Motivation this week comes from tech journalist Georgie Barrat, discussing women in tech, VR trends and tips on going freelance.
1. First can you tell us a bit about yourself and your job?
Primarily I’m a tech journalist, but I work in a number of different sectors around tech and journalism, some traditional print stuff – I write for the Mirror, Tech City News and the Metro, and then also broadcast material with ITV and channel 5. I also take part in radio discussions on the BBC Worldwide service and Talk Radio.
I’m continuously developing ideas around technology, pitching ideas and features or commenting on the latest tech news. I also frequently take part in events across the tech community, talking at live events or hosting panel discussions.
2. What brought you to this area?
I’ve always loved technology, I grew up with two brothers so tech was the common ground for us all. I then wanted to go into journalism, so studied English at university, after graduating I did some work in TV for a while and just wanted to bring all my passions together eventually leading me to go freelance.
I’ve now gone back to my first passion which was writing about tech and being part of the tech world – I love the tech community, I find it a really progressive thing to write and talk about, it’s exciting, and compared to other forms of journalism which can sometimes be more heavy and negative.
I genuinely find it really fascinating, and love the scope of innovation and all the gadgets. I also love the entrepreneurial spirit and how tech is directly changing our culture and shaping our society. I’m currently putting together a TEDX talk about how tech is going to shape feminism over the next 10 – 15 years, from remote working to education, to automating things in the home, you can visibly see how tech has and will continue to make a difference for women worldwide.
3. What is your position on the argument that more women should be in tech?
Technology is progressive thinking and I completely believe that there should be more women in tech – I’m passionate about shining a light on it and writing to encourage more women into the tech field. There is some really good work being done and more tech companies are introducing practical solutions that should encourage more women into the field, whether that’s support systems or flexible working. But the whole pipeline has to change, from encouraging girls at school age to take tech related subjects to further down the process to stop women dropping out so much.
4. What time does your day start, and what does your typical work day schedule look like?
Now I’m working freelance I try to get up around 6.30am and work for a solid two hours checking emails etc – the joys of remote working. I then like to go for a run and then head out to meetings and events.
5. What do you consider the greatest achievement in your work to date?
That’s a difficult one because I’m at a stage where everything is still building momentum, there is some really exciting things in the pipeline that I can’t quite talk about just yet. But for me, knowing that I can do a job that I love, which has been created and orchestrated by me, and knowing that there is some really exciting things to come is my greatest achievement.
6. What is the one app you could not live without?
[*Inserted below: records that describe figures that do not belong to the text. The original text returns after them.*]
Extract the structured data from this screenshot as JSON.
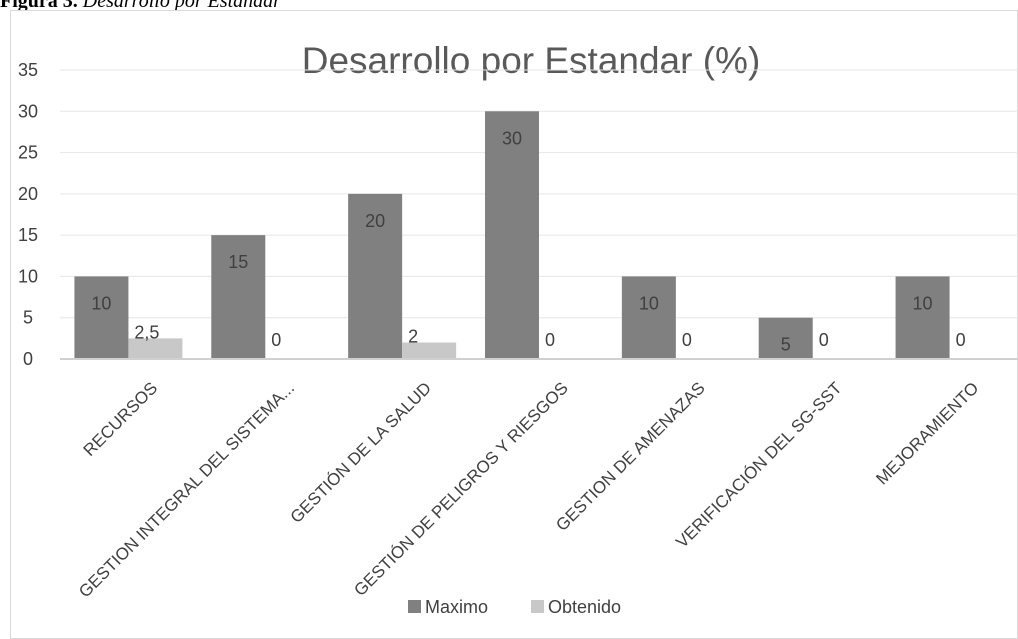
{
  "caption": {
    "label": "Figura 3.",
    "text": "Desarrollo por Estandar"
  },
  "chart_data": {
    "type": "bar",
    "title": "Desarrollo por Estandar (%)",
    "xlabel": "",
    "ylabel": "",
    "ylim": [
      0,
      35
    ],
    "yticks": [
      0,
      5,
      10,
      15,
      20,
      25,
      30,
      35
    ],
    "grid": true,
    "legend_position": "bottom",
    "categories": [
      "RECURSOS",
      "GESTION INTEGRAL DEL SISTEMA...",
      "GESTIÓN DE LA SALUD",
      "GESTIÓN DE PELIGROS Y RIESGOS",
      "GESTION DE AMENAZAS",
      "VERIFICACIÓN DEL SG-SST",
      "MEJORAMIENTO"
    ],
    "series": [
      {
        "name": "Maximo",
        "color": "#808080",
        "values": [
          10,
          15,
          20,
          30,
          10,
          5,
          10
        ],
        "labels": [
          "10",
          "15",
          "20",
          "30",
          "10",
          "5",
          "10"
        ]
      },
      {
        "name": "Obtenido",
        "color": "#c8c8c8",
        "values": [
          2.5,
          0,
          2,
          0,
          0,
          0,
          0
        ],
        "labels": [
          "2,5",
          "0",
          "2",
          "0",
          "0",
          "0",
          "0"
        ]
      }
    ]
  }
}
WhatsApp – but that’s quite a boring response, I love Instagram as a social media app and I really like the KAYAK app, which allows you to bring together all your trip details, from hotel bookings, to restaurant reservations into one beautiful, comprehensive itinerary – it’s just so clever.
7. What makes London a good city for technology and startups?
London is just so incredibly supportive, it has a fantastic infrastructure for startups and entrepreneurs. It has amazing programs with an abundance of opportunities, accelerators, competitions and events which are easily accessible. There is also a strong community providing support, mentorship and venture capitalists, there is just such rich pickings for everything you might need as a startup.
Just the sheer opportunities available, compared to other startup hubs, London still feels like there is potential with areas still growing and it’s a really exciting thing to be part of.
8. Which tech trends are you most excited about?
I’m really excited about VR and AR technologies, people haven’t yet fully engaged with them yet and I find that so exciting, it is going to have such an impact on everything, from the classroom to the wider society.
Something that is really exciting and revolutionary right now is the Cloud, allowing people to work remotely and just providing a streamlined experience across everything you do. In the last six months I’ve noticed myself transitioning to the cloud, and it has really benefited my work flow, and it just seems to be having an impact right now on everything we do, the way we bank, shop and even interact.
9. And finally, what is the one piece of advice you would give to someone wanting to start out freelancing?
I would say it’s tough to start out as a freelancer, so make sure you plan your day in a real focused way, setting up proper SMART goals and thinking really practically about how you are going to plan your weeks and months as well as end goals what do you want to achieve in six months to a year. It requires a lot of self discipline so find work systems that work for you and keep you productive and focused.